Some of the attendees there seemed at least aware that software testing is a craft. One person used the phrase ‘exploratory testing’ in conversation without prompting. For the most part though, the type of testing they focus on is what some in the testing community now refer to as checking. The most commonly talked technique at the workshop was continually generating random input values and then analyzing the result. They called this technique fuzzing.

The conversation veered to coverage models during one of the breakout sessions. There seemed to be a common sentiment that coverage models are useless. Partly because if a person can continually pass in random values, they thought the results are approximately the same. And partly because being able to see coverage in some particular way — decision, line, method, function, variable, or whatever — doesn’t tell you much about how the program was tested or how meaningful that testing is.

Some of the presenters viewed testing as a trivial task. The presenter representing Gallios and Free & Fair, Joe Kiniry, described bugs in electronic voting machines that “Couldn’t even add 1” without adding the context that voting is a concurrent, hopefully secure, geographically distributed, and data intensive activity.

The Trading Zone

Harry Collins describes a phenomena called a trading zone in a series of essays titles Trading Zones and Interactional Expertise: Creating New Kinds of Collaboration. The basic idea is that this occurs when different fields of work collide and have to talk to each other somehow. We sometimes see this through outrage and conflict, for example the response from some CDT testers on reading the initial press release claiming the ability to create bug free software. When trading zones happen, the languages can blend to something new that both groups can understand, or the language of one group overpowers that of the other.

This was my first experience with falling into a trading zone. The people participate in a specific culture. They use words different from what I am used to, for example the word invariant was commonly used to describe a program that did not match up with a specification instead of the word bug. The topic of bug-freeness was much more nuanced in person.

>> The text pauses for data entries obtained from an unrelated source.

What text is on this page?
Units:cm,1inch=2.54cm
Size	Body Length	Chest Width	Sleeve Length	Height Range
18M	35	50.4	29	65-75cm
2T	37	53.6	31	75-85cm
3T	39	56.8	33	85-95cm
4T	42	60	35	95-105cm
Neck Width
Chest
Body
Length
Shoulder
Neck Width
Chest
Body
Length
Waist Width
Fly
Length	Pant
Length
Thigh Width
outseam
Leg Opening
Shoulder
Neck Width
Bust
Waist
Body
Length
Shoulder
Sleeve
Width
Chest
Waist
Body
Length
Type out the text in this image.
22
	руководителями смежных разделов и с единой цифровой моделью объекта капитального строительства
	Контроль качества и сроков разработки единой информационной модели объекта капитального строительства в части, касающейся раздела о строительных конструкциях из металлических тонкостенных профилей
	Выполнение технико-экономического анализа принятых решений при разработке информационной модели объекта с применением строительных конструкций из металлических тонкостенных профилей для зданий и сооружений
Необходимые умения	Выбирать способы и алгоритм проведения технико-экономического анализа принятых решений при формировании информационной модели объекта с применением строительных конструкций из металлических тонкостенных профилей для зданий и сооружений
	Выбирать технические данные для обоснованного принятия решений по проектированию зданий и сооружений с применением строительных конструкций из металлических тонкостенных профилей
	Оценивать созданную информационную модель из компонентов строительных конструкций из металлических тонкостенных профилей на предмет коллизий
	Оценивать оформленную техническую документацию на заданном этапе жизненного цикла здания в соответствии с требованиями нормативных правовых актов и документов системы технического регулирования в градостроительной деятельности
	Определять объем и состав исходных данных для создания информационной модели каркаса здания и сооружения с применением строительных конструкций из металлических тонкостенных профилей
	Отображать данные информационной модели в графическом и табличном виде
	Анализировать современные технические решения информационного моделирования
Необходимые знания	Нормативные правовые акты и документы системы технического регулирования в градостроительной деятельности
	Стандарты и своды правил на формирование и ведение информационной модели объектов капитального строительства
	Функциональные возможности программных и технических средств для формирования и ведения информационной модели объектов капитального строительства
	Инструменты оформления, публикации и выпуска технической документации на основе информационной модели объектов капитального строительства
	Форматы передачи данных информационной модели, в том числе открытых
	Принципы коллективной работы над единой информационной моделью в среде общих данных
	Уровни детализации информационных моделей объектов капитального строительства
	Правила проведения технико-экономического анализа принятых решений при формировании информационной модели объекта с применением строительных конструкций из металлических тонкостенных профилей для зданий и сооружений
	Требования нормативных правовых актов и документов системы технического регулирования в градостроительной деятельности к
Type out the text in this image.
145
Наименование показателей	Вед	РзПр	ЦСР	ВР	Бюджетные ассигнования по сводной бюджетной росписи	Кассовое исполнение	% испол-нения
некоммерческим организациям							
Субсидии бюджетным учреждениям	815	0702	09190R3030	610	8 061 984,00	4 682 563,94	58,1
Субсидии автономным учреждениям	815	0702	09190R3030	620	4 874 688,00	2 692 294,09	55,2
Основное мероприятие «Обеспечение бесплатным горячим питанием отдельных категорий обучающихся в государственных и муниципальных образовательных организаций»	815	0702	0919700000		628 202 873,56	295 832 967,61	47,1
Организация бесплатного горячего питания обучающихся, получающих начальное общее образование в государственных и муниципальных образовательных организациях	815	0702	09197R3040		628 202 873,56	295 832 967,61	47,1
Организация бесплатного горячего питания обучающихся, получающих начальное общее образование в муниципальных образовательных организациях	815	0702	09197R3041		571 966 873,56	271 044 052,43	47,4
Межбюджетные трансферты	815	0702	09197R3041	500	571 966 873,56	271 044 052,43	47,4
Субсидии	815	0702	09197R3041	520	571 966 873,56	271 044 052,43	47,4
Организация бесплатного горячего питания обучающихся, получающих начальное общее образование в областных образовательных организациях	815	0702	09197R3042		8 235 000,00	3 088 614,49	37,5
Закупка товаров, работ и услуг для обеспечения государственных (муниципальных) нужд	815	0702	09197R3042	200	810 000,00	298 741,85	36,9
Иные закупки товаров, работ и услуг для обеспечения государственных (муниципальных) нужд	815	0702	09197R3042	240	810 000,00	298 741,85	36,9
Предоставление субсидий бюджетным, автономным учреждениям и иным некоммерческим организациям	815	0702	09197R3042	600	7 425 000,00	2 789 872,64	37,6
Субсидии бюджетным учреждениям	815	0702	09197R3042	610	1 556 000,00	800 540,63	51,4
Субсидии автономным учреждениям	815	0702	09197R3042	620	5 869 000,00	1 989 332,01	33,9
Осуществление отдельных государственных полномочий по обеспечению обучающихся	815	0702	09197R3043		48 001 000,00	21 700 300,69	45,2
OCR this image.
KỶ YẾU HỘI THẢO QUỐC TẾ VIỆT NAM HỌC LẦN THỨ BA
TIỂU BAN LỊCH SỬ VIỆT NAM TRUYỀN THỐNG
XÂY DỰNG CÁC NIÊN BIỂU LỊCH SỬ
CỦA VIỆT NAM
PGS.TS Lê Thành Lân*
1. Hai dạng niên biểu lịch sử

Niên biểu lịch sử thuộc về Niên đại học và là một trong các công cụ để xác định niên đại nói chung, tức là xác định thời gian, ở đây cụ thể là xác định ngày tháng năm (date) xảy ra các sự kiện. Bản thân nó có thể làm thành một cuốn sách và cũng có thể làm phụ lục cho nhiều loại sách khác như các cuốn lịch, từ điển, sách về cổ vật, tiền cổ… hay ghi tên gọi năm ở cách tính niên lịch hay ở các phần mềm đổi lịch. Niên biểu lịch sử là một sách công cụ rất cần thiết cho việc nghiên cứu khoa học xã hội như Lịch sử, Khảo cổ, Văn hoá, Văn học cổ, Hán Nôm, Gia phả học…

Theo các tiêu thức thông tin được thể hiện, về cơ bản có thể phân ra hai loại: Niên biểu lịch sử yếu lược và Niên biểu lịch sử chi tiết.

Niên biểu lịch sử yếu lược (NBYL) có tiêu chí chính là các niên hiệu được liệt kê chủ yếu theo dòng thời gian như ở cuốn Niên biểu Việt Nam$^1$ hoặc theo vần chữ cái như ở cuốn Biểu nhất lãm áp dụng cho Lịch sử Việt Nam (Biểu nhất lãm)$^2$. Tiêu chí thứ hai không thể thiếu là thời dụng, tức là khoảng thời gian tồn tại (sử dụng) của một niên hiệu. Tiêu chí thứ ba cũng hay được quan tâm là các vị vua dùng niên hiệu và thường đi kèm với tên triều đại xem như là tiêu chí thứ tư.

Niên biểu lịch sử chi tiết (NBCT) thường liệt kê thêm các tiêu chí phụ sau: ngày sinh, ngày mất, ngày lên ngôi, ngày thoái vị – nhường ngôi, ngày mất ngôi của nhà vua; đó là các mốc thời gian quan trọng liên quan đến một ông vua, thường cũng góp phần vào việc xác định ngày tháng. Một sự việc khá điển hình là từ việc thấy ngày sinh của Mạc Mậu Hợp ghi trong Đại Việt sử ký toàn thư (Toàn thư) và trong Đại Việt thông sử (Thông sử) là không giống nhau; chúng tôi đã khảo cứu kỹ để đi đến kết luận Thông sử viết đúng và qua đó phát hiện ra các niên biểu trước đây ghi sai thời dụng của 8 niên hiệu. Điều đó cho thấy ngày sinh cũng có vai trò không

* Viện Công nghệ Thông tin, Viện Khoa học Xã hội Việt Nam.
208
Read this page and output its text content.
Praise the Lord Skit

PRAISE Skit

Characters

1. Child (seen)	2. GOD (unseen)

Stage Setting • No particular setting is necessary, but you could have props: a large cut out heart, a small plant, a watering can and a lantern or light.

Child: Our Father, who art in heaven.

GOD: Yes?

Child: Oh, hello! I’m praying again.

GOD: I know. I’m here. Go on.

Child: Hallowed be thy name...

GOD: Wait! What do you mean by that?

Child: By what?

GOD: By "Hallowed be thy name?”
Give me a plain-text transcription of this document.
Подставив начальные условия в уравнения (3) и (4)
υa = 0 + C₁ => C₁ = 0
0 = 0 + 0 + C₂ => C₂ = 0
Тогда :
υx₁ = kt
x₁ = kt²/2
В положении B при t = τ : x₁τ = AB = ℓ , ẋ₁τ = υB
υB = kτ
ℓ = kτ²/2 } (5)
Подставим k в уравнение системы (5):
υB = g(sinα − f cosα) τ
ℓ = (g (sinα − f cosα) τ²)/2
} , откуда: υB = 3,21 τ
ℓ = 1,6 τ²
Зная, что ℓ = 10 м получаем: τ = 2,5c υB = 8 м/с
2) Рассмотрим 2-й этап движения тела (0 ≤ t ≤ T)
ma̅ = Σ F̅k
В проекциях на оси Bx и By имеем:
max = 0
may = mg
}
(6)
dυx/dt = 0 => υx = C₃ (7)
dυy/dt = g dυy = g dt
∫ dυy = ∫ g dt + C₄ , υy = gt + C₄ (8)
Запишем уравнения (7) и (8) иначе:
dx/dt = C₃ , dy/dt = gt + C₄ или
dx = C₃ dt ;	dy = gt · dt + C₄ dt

When I asked several people, they said something like “maybe not the whole program, but at least the parts that work well with formal verification”. Since I was wading through a very obvious trading zone , I chose to use their language and asked if they were willing to refute or disprove Edsger Dijkstra’s assertion that the absence of bugs could not be proven. No one I spoke with was willing to do that.

I took a lot of pictures while I was at the workshop. Most of these pictures are from slides being presented. Some of the pictures are of buildings around the campus, the oldest of which being Nassau Hall which was completes in 1756. And, there is one picture of an unassuming white house. That is where Albert Einstein lived while he worked at Princeton. You can find those pictures here. You can get little tidbits of the workshop by looking at #deepspec on twitter.

If you are aware of other academic projects related to software testing and development, please let me know.

Authors notes:

My feeling is that there is value in this project in specific areas of software development. While I know that verification based on a specification can be dangerous if that is where things stop, exploration (aka testing) of that spec could discover when important things are missing, wrong, or poorly designed. I do think they have a very big hurdle to overcome for commercial acceptance in any regard aside from research partners.

There are two big problems preventing acceptance at the moment — training and education, and performance. Writing proofs in the coq proof assistant is not equivalent to any kind of test code I have seen. To increase usage, there would need to be a large outreach from people that know how to use the proof assistant, to the industrial partners (that was part of the focus of the workshop). The other part, performance, has two prongs. Writing proofs is a time consuming activity, and running the proofs is slow and resource intensive. That slowness might be acceptable when releases happen a little less than once a year. But, it does mean more time spent struggling with tooling.